Le sezioni nelle quali si suddivide la silloge hanno tutte un fortissimo legame, una coscienza lampante di quanto necessaria sia la coesione e la capacità di distendere il velo della pace e dell’amore, in questo mondo contemporaneo nel quale tenacemente cerchiamo di custodire i sentieri invisibili e sospesi tra luce e tenebre.
“A noi, fugaci osservatori/ cui spetta l’incombenza/ della vita e della morte,/ a noi privi d’un cuore che ascolta/l’esigua urgenza della parola.”

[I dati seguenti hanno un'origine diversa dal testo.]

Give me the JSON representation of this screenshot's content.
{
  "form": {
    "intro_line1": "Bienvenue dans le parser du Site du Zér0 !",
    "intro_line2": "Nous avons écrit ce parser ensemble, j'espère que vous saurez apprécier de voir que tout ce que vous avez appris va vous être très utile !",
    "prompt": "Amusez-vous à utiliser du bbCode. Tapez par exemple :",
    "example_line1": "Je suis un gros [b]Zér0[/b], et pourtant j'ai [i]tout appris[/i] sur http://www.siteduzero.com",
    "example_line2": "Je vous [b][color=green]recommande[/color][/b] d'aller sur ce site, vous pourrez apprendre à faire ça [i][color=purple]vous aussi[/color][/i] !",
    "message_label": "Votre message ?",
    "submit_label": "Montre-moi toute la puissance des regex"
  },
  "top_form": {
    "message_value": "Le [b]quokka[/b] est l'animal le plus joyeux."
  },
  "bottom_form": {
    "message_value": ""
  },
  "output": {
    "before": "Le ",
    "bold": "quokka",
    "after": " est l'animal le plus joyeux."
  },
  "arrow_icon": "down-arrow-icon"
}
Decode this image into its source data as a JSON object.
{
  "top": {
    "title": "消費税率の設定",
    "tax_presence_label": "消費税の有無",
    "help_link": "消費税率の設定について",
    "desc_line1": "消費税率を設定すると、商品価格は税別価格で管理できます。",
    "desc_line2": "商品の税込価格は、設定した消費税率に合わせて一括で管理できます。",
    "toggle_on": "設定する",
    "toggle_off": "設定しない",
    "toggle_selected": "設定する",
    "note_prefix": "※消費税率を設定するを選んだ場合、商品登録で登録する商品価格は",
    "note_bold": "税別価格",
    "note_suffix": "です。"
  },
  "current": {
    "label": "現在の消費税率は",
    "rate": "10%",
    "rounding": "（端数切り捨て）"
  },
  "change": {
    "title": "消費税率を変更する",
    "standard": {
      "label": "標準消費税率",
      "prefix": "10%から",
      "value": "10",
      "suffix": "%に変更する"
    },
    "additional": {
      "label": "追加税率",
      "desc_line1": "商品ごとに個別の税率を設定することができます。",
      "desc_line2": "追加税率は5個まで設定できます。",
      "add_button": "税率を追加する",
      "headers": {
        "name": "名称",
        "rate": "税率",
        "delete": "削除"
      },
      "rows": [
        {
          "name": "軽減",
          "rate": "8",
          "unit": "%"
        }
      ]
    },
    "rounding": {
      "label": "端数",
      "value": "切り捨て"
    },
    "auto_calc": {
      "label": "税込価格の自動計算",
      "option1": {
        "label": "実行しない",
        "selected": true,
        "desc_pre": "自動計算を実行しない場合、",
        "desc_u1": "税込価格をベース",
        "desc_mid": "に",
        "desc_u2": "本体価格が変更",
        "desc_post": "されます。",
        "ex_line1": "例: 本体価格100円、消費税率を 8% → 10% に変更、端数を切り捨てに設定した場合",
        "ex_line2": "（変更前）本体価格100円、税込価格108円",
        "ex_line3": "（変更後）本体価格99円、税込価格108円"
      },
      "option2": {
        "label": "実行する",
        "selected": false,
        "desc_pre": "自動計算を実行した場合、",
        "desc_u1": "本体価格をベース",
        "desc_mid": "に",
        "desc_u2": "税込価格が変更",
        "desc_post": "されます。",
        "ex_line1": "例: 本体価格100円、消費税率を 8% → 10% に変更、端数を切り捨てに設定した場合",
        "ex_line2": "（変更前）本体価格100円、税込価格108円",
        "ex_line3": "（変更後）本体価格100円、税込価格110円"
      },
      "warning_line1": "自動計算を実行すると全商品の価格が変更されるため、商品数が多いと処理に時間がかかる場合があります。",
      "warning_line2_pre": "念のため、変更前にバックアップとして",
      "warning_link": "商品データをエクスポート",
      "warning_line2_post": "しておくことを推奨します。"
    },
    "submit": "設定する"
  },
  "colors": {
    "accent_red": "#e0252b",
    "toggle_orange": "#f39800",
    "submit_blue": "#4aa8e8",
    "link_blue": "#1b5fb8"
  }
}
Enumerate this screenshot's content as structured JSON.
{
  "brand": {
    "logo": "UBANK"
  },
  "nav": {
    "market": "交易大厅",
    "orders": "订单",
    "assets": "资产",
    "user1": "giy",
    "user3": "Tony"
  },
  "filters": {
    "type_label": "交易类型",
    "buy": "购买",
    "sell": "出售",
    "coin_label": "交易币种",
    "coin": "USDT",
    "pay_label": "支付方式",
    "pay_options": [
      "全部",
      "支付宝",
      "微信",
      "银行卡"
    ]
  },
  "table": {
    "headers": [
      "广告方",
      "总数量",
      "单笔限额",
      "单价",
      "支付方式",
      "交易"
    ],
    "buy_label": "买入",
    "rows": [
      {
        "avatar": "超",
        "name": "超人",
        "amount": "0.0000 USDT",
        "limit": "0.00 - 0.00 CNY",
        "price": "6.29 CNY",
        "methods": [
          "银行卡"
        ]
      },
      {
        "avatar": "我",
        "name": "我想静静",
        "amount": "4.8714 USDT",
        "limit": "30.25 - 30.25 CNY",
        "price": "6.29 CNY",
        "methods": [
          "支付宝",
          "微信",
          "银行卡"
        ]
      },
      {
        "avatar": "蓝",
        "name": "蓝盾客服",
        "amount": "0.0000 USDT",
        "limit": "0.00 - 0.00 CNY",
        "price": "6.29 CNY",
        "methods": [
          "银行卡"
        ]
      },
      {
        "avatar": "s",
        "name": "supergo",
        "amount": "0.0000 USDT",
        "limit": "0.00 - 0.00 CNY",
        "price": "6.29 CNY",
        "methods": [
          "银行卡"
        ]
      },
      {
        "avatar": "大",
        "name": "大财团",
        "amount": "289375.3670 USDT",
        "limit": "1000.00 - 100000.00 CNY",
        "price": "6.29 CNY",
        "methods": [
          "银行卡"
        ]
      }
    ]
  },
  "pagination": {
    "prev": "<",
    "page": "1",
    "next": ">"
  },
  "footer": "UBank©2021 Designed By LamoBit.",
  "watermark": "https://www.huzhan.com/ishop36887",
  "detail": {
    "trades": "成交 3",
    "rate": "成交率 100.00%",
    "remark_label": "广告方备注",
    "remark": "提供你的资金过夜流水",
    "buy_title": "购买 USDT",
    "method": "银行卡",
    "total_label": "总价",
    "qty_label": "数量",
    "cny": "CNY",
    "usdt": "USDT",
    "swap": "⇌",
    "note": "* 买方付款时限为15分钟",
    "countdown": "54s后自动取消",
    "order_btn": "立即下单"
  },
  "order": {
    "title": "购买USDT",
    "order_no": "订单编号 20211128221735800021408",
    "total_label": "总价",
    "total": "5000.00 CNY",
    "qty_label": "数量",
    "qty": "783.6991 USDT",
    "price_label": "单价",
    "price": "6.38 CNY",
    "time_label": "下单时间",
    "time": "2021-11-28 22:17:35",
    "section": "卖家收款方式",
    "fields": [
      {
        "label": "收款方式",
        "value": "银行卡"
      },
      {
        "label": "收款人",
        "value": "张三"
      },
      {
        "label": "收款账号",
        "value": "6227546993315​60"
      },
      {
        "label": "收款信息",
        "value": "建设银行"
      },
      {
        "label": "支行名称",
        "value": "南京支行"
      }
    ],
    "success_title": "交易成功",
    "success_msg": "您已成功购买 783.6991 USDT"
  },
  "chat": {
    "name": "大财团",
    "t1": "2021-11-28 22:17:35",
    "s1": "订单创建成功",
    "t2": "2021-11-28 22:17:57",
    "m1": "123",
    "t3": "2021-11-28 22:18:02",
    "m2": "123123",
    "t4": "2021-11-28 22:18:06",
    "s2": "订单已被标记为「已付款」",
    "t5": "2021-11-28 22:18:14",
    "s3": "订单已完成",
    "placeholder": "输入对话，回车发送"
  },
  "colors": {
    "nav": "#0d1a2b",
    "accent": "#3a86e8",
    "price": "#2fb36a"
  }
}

Il simbolo che riesce a coniugare, sterminando ogni ostacolo!
E la parola prosegue: “Il presente: una minaccia continua. / Tengo la rotta fra dense nebbie;/ emorragie d’anime inafferrabili/ tra maglie di reti lacerate./Con pazienza sciolgo grumi di dolore.”
“Mi guardo attorno turbato, sperduto./Mi rendo conto di non fare eccezione.”
“Ogni sasso uno sgravarsi del cuore,/ un sussulto dell’anima, il ristoro/ del pensiero. Disdoro mancare la visuale/ dalla Cima del Tor. In avvicinamento/ lampi e turbini del Dio Thor.”
La globalità che gestisce l’uomo contemporaneo è sempre in cerca di una bacchetta magica che sappia apparare conflitti e misfatti, illusioni e profezie, flussi informatici e idee di civiltà, pazienza e saggezza, intelletto e adesioni dello spirito.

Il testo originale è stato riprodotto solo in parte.